Хайфин стал проверять и тут же напал на след. Во-первых, в областном управлении милиции обнаружилась копия заявления гражданки Кудерьяновой об изнасиловании (Маша в свое время забыла забрать это заявление из полынского горотдела, а горотдел, в свою очередь, забыл проинформировать областное управление о закрытии дела.) И хотя Петр Салабонов покрыл преступление, женившись на Марии Кудерьяновой (и подозрительно взяв ее фамилию), но заявление-то осталось – и неизвестно еще, чем пригрозил он ей! И Хайфин вызвал в Сарайск Машу, а заодно и мать Петра. Попутно он расследовал возможное участие Петра в убийстве главврача полынской больницы Кондомитинова. Убил, допустим, признанный невменяемым Петр Петрович Завалуев (близкий родственник подследственного!), но почему убийцу обнаружили в доме Салабонова-Кудерьянова?! Местная милиция этим вопросом халатно не заинтересовалась. Попутно Хайфин рассматривал возможность возбуждения уголовного дела по заявлению Фомина И.В. о нанесении ему ущерба здоровья доморощенным лекарем Ивановым (он же Салабонов, он же Кудерьянов). Фомин ведь тоже забыл забрать свое заявление, и оно пылилось, пока не раскопал его в архивах дотошный Хайфин. Таким образом, по совокупности получалось весьма приличное дело – и это Хайфину как нельзя кстати, он ведь занимается первым самостоятельным расследованием после окончания школы милиции.

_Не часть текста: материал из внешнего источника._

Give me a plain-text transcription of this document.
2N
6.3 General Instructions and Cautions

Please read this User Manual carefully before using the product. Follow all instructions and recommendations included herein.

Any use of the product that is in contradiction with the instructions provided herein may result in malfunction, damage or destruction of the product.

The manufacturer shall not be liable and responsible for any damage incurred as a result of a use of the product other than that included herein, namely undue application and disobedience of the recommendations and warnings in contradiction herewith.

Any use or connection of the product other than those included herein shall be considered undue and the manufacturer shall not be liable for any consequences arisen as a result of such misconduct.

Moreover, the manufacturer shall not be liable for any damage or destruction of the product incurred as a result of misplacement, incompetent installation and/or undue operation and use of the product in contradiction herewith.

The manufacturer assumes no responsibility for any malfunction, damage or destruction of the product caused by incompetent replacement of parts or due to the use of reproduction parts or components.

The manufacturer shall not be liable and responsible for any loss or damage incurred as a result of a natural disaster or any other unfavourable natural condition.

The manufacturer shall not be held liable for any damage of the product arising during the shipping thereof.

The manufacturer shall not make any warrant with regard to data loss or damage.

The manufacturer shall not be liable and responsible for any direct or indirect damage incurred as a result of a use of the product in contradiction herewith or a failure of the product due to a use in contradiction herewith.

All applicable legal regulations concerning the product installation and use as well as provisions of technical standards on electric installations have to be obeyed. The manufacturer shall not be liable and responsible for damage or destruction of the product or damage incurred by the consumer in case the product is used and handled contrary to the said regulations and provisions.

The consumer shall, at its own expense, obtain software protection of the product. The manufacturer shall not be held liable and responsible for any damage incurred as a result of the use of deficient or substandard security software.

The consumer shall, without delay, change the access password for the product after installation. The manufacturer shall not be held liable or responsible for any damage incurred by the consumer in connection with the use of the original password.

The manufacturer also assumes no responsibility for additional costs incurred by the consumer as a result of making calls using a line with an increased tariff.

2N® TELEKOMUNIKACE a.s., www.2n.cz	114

Но ему было мало одних фактов.

У него и вторая теория имелась. Его всегда не устраивало, что преступника, пойманного на каком-то преступлении, за это преступление и судят. Ведь он, если не совсем маленький мальчик, наверняка имеет за собой груз преступлений более тяжких. То есть: поймали на воровстве – подозревай в ограблении, поймали на ограблении – подозревай в убийстве, поймали на убийстве – подозревай измену Родине, поймали на измене – подозревай в нем главаря международной мафии с сотней трупов на личном счету.

С такими выкладками, соображениями, документами и т.п. он, гордый, но строго-четкий, явился на доклад к начальнику майору Филатову.

Майор Филатов собирался на пенсию, и это дело могло стать для него последним. Поэтому он был настроен особенным образом: он заранее хотел отпустить Петра. Он надеялся, что ничего серьезного тут нет и быть не может.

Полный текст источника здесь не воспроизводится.